Stay in Touch with Your Family

      Please notice the following aspects of Noah and his family when they were confronted by the challenges and difficulties of a seemingly overwhelming flood. Noah and his family…

      Entered the flood experience together (Genesis 7:6-7 & 13). I don’t know about you and your family, but families are important. Families are ordained by God to lend a helping hand and to stand close by the side of each other when times are tough. God ordained the institution of the family prior to any other institution including the church. God intends for families to love each other, cooperate with each other, and to encourage each other.     
      As a pastor, I have been involved with scores of families as they encountered the rising floodwaters of sickness, loss, heartache, and pain of every type. In the midst of such storms, no one sticks closer than family as they love, support, and pray for you…warts and all.     
      Noah’s family may have had apprehension but not dissension. Noah’s family likely acted with uncertainty but not with disharmony. They entered the flood together. Granted, they did not know what the future held, but they knew who held their future.

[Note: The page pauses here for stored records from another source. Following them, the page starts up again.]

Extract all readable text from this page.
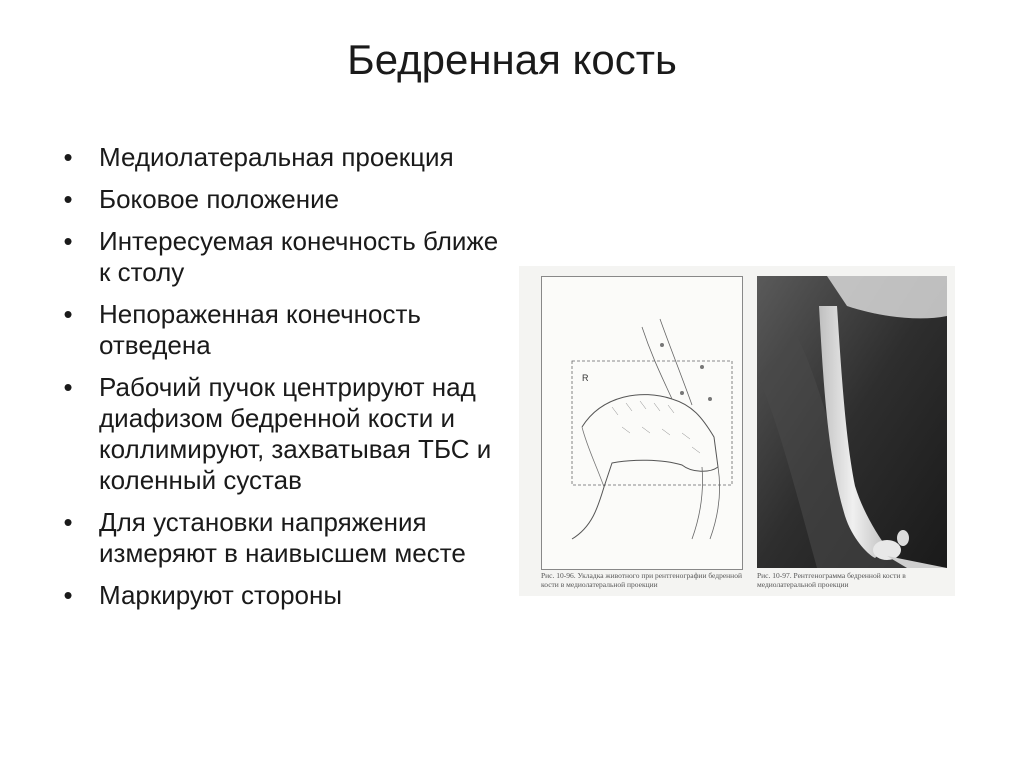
Бедренная кость
• Медиолатеральная проекция
• Боковое положение
• Интересуемая конечность ближе к столу
• Непораженная конечность отведена
• Рабочий пучок центрируют над диафизом бедренной кости и коллимируют, захватывая ТБС и коленный сустав
• Для установки напряжения измеряют в наивысшем месте
• Маркируют стороны
R
Рис. 10-96. Укладка животного при рентгенографии бедренной кости в медиолатеральной проекции
Рис. 10-97. Рентгенограмма бедренной кости в медиолатеральной проекции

      Someone has said that most families have three shifts. The father is on the night shift, the mother is on the day shift, and the children just shift for themselves. Sadly, this approach may be the case in many families in terms of their day-to-day existence. In times of challenge, however, when floodwaters are rising, families must enter the flood together. Noah and his family also…

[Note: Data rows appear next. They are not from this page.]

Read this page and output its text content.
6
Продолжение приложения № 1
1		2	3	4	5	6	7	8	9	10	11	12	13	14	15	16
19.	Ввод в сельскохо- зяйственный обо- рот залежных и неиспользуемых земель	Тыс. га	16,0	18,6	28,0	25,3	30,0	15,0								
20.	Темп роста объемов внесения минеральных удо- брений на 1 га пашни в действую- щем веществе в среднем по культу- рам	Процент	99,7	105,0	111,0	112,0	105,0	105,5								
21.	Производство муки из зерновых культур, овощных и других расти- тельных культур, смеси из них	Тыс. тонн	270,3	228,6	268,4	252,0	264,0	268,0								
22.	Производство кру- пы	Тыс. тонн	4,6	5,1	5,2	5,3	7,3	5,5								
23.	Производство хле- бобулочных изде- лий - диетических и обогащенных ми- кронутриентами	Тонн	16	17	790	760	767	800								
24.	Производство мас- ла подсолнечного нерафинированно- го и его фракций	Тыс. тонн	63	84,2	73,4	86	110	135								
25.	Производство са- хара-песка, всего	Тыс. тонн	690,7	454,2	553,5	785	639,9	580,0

      Endured the flood experience together. Adding the days, months, and years presented in Genesis 7 & 8 (7:6; 7:11; 8:13; 8:14) reveals that Noah and his family endured the flood experience for over twelve months! Can you imagine the noise that must have been made by all of the animals on the ark? Can you imagine the crowded conditions that could have developed when the giraffes, elephants, rhinos, and hippos went for a stroll at the same time? Can you imagine the potential for uniquely smelly conditions?     
      I am one of five children. In the season of life before my children and my sibling’s children became young adults, we had more opportunities to gather at my mom’s house for Thanksgiving and Christmas. In addition to my siblings, the group also included spouses, 8 grandkids, several hound dogs, and a flying rat-type creature known as a sugar glider.     
      During some of those gatherings, I must confess that I began to feel like Noah may have felt. Noah and his family endured the flood for over 12 months and I was having a difficult time navigating the chaos created by my fiercely independent siblings and these active kids for 12 minutes on some occasions. In fact, I would often gather my children and their cousins to rake leaves outside whether any leaves were on the ground or not. In contrast, Noah and his family entered, endured, and they…
      Exited the flood experience together. Notice how the rain stopped and the water receded (Gen.8:2-3), the ark came to rest (Gen.8:4), God said “Come out” (8:15), and Noah exited together with his family (8:18). When floodwaters rise, stay in touch with your family as you enter, endure, and exit the flood experience together.

Dear Heavenly Father, may family be a priority at all times but perhaps especially during the storms and floods of life. May I lead my family to focus on each other through encouraging words, sweet attitudes, and humble actions. May the members of my family receive individual and collective blessings that accompany the togetherness highlighted in the account of Noah and his family. May my family provide blessings and encouragement to other families in your name and for your glory. Amen.